Hell, I’m 100% sure the guys at Bungie thought about something like this.
I’m almost certain such a system has been created and maybe Halo even uses it!
We’re probably discussing things that have been fully developed and tested and implemented years ago…
But that doesn’t really matter, does it? :slight_smile:

Post deleted.

Something that would possibly work is to split editable files and published files. After running through an optimization process like the one described in the OP would render the map completely uneditable… in a “published” state. The same way that when you are done making an image with a ton of layers in photoshop, everything is combined into one and is used to create a single published image. The editable version would be the smaller files with just the object IDs, coordinates, and rotations. The published version would be fully optimized for efficient rendering, but as a result would have a larger file size. It would recalculate lighting, remove unnecessary polygons, etc, etc. The number of published maps would be few and far between. It would basically be about the ratio of the number of maps on your hard drive versus the number of published maps that you have on your fileshare. I know for me that is a very large ratio… lol.

The real question is whether or not the size of the published file would be manageable enough or feasible for loading maps and sharing them across the internet. Keep in mind that anything you create needs to be shareable to other users. A massive file size may result in a VERY long pre-loading process for a map.

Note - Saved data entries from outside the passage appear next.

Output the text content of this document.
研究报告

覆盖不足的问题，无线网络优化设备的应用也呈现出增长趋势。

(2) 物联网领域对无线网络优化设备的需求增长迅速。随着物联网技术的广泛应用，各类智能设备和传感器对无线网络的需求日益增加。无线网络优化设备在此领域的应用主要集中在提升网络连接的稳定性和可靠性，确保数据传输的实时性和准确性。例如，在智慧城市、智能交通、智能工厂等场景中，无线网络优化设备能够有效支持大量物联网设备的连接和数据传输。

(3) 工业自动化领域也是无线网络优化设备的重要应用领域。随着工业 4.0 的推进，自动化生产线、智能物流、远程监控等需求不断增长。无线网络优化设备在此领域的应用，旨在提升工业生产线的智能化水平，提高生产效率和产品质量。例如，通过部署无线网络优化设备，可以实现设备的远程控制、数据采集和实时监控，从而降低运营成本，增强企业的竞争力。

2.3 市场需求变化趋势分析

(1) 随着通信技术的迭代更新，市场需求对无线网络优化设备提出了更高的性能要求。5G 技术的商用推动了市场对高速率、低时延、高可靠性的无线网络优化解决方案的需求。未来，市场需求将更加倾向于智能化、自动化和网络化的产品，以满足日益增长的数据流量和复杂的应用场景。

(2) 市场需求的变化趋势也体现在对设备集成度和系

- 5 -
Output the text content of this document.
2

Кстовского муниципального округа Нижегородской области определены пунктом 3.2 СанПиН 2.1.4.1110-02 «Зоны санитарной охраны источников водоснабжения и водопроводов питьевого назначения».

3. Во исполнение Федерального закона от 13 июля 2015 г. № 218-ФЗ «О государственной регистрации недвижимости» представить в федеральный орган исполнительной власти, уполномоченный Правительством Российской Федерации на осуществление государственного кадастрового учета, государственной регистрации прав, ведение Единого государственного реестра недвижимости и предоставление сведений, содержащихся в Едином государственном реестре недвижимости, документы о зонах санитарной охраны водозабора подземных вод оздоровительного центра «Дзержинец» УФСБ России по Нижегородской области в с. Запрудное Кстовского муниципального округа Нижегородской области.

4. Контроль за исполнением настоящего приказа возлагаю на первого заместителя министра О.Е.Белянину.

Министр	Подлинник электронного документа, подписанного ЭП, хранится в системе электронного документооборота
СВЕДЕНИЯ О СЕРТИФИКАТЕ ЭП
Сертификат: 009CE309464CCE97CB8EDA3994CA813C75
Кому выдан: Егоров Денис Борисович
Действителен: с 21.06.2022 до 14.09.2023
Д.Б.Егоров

> The real question is whether or not the size of the published file would be manageable enough or feasible for loading maps and sharing them across the internet. Keep in mind that anything you create needs to be shareable to other users. A massive file size may result in a VERY long pre-loading process for a map.

This, definitely. This is my primary concern.

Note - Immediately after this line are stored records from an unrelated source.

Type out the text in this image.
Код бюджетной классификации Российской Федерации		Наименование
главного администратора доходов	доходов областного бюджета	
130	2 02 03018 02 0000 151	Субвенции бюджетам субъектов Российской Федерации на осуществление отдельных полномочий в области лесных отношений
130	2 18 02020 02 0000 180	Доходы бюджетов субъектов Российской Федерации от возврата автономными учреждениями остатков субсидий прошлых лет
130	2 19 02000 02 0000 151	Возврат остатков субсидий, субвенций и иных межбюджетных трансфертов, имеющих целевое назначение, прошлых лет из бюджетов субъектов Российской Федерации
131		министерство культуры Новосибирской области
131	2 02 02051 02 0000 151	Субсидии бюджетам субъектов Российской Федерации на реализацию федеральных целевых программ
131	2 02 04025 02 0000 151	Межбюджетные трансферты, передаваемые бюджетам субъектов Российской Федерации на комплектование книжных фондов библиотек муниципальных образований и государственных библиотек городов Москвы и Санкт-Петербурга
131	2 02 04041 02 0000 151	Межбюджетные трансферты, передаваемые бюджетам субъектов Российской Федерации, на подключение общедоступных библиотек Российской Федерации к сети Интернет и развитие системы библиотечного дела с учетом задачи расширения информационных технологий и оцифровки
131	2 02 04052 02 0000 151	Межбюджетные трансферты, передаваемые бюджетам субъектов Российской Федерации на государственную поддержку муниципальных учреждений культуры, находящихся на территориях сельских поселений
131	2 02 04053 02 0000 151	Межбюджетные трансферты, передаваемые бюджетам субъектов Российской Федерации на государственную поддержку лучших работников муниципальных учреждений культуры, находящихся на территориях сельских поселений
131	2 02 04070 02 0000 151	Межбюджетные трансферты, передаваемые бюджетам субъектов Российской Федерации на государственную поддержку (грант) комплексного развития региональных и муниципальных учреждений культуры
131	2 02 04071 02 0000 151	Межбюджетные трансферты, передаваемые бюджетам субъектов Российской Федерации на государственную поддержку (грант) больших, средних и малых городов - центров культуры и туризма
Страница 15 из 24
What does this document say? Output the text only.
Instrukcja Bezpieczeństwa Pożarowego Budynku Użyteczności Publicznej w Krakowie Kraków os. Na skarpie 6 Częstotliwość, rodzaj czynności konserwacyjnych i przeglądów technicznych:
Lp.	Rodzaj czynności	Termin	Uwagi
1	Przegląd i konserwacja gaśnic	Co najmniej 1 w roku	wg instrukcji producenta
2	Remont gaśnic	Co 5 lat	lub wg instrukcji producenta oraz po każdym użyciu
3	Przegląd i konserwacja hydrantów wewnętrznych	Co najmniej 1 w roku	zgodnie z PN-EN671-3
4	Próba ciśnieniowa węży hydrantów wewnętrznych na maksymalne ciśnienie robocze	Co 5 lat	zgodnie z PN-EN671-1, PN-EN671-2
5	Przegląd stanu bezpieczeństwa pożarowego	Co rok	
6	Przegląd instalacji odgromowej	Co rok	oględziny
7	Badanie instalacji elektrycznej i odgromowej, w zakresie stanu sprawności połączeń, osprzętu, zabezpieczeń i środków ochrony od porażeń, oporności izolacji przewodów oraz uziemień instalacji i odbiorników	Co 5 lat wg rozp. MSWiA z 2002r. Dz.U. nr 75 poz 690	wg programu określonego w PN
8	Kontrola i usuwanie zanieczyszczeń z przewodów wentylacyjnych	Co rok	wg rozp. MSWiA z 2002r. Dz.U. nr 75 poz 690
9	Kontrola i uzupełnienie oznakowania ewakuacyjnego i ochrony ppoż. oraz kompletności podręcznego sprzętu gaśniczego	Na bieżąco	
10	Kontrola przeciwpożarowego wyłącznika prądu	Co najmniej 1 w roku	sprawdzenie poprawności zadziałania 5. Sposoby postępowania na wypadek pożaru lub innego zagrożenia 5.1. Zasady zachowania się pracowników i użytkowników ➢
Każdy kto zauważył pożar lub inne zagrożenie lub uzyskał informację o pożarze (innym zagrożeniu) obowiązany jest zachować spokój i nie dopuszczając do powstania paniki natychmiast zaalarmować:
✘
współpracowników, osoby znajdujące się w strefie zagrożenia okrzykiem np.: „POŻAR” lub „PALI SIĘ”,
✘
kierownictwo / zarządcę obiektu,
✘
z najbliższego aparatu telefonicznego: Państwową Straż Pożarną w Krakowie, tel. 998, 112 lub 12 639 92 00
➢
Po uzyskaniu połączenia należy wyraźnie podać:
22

But again – we also don’t know if such an attempt at optimization would be worth it. Much of the things that have been discussed are already done in the engine (i.e. hidden surface determination).

> Something that would possibly work is to split editable files and published files. After running through an optimization process like the one described in the OP would render the map completely uneditable… in a “published” state. The same way that when you are done making an image with a ton of layers in photoshop, everything is combined into one and is used to create a single published image. The editable version would be the smaller files with just the object IDs, coordinates, and rotations. The published version would be fully optimized for efficient rendering, but as a result would have a larger file size. It would recalculate lighting, remove unnecessary polygons, etc, etc. The number of published maps would be few and far between. It would basically be about the ratio of the number of maps on your hard drive versus the number of published maps that you have on your fileshare. I know for me that is a very large ratio… lol.
>
> The real question is whether or not the size of the published file would be manageable enough or feasible for loading maps and sharing them across the internet. Keep in mind that anything you create needs to be shareable to other users. A massive file size may result in a VERY long pre-loading process for a map.

This was what I was saying with “compile” into a new production map.

The issue would be load time. If you try to load a map, you will see that the load time is the canvas, not the map data. So this would load just like any other canvas. This is why when you load FW map A it takes a while, because it is loading the FW canvas. Then you load FW map B, it is instant, because the canvas is loaded. Then you load Anchor 9, and it takes a while, as it must load a new canvas. Then you load FW map B, it takes a while to load FW canvas again. I doubt it would take any serious time to load a canvas we make. But I doubt we will ever see this type of compiler for Forge.

But you are correct with loading across the internet. To do this would be like DLC. But this wouldn’t be much a problem, because you could send the compiled components to an existing canvas, making the download short in content.